A large part of living a healthy and fulfilling life is learning how to make good decisions. Teens are at the brink of that time in their life when they should be learning how to make right decisions for themselves. When they were young, parents made decisions for their children; from the friends that they hang out with to the way that they dress.

Teens don’t magically acquire the ability to make sound decisions; they learn it. Much like learning how to walk for the first time, mistakes are part of the process. There will be missteps, bumps, and falls, but the challenge for parents is to decide which issues they can get involved in and which one they’ll let their teens handle. Well-meaning parents often times overstep their boundaries and try to make the decisions for their teens.

When parents are worried that their teens are on the wrong path, they must ask themselves whether their teens are in immediate harm or not. Do their choices put them (and other people) in harm’s way? Is intervention needed for their own safety? When parents do not agree with their teen’s choices, they cannot just step in and tell them to change their choices. The only way for teens to sincerely make a change in their life is when they are convinced that it’s what they should do.

How Then Can Parents Help Their Teen Make Better Decisions?

Here are some practical tips:

Always talk to your teen – Have frequent conversations with your teen. Not to lecture them, but to just talk to them, know what’s going on with their life, let them know what’s going on with yours. Teens can learn a lot by the implicit lessons you can impart in casual conversations.

Be a good example – Despite what you may feel, you still exert a lot of influence on your teen’s life. They may not say much, but they drink in everything that they see and take most of it to heart. The first lessons that teens learn about decision-making come from the most influential adults in their life–their parents.

Provide your teen with other options – Teens may sometimes have trouble seeing the big picture. There’s nothing wrong with widening their options and explaining to them that there are other ways to go about things. It’s even better if you help them arrive at other options by asking them questions and giving examples.

Pick your battles – Teens are individuals. They will express themselves differently from their parents, they will make different choices in life. There are things that parents may not like about their teens but are not really important, in the grand scheme of things. For example, the clothes that they pick, the music they listen to, or the color of their hair. There are things that parents shouldn’t make a big deal about and let their teens just work through. Teens are just trying to discover what they like and don’t like.

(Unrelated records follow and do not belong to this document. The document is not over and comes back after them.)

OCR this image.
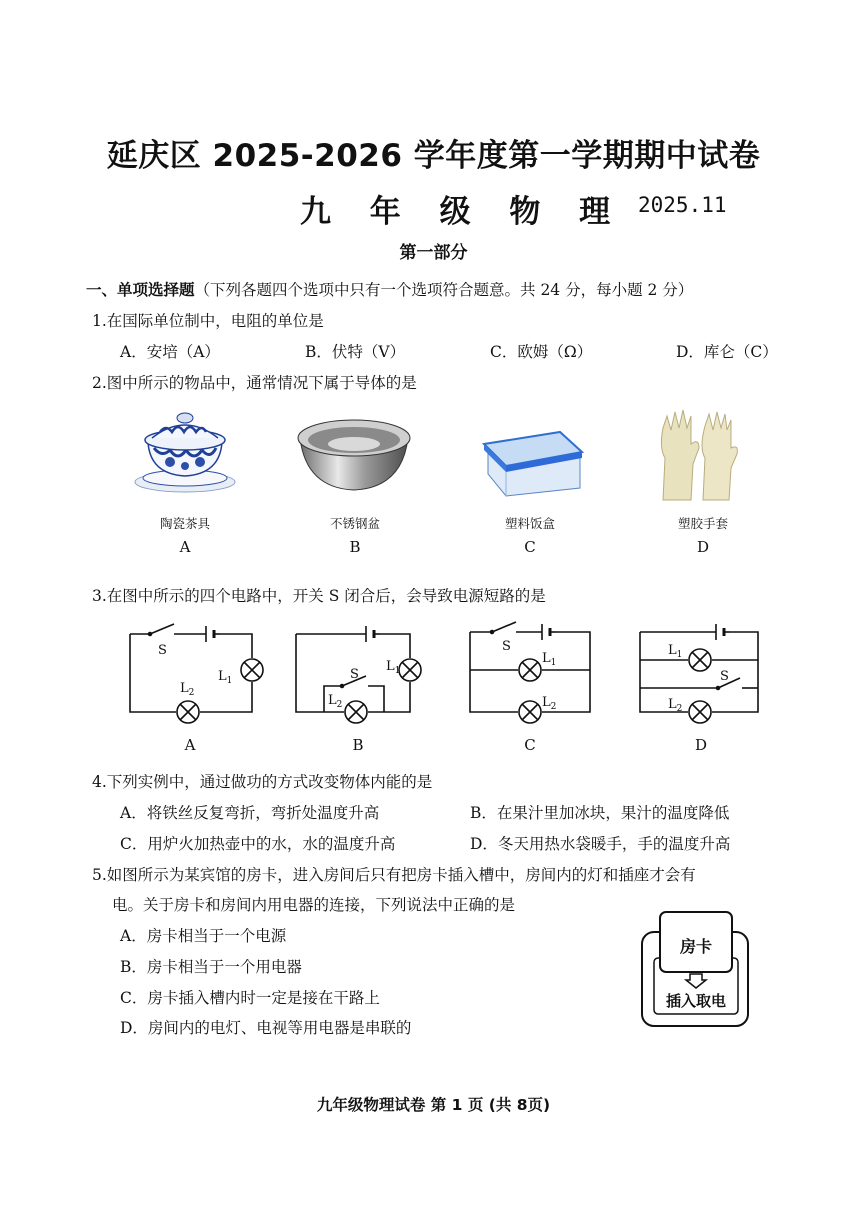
延庆区 2025-2026 学年度第一学期期中试卷
九 年 级 物 理 2025.11
第一部分
一、单项选择题（下列各题四个选项中只有一个选项符合题意。共 24 分，每小题 2 分）
1.在国际单位制中，电阻的单位是
A．安培（A）	B．伏特（V）	C．欧姆（Ω）	D．库仑（C）
2.图中所示的物品中，通常情况下属于导体的是
陶瓷茶具	不锈钢盆	塑料饭盒	塑胶手套
A	B	C	D
3.在图中所示的四个电路中，开关 S 闭合后，会导致电源短路的是
S
$L_1$
$L_2$
S
$L_1$
$L_2$
S
$L_1$
$L_2$
$L_1$
S
$L_2$
A	B	C	D
4.下列实例中，通过做功的方式改变物体内能的是
A．将铁丝反复弯折，弯折处温度升高	B．在果汁里加冰块，果汁的温度降低
C．用炉火加热壶中的水，水的温度升高	D．冬天用热水袋暖手，手的温度升高
5.如图所示为某宾馆的房卡，进入房间后只有把房卡插入槽中，房间内的灯和插座才会有
电。关于房卡和房间内用电器的连接，下列说法中正确的是
A．房卡相当于一个电源
B．房卡相当于一个用电器
C．房卡插入槽内时一定是接在干路上
D．房间内的电灯、电视等用电器是串联的
房卡
插入取电
九年级物理试卷 第 1 页 (共 8页)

Parents should learn to pick their battles so that they don’t end up arguing with their teens over every little thing.

There are things that parents shouldn’t make a big deal about and let their teens just work through. Teens are just trying to discover what they like and don’t like. Parents should learn to pick their battles so that they don’t end up arguing with their teens over every little thing.

Let them make decisions – As long as teens know their limits, they can work within these limits and have some leeway to explore their freedom. Let your teen make a decision and see for themselves if this works for them or not. If your teen makes a bad decision, allow them to experience the consequences too.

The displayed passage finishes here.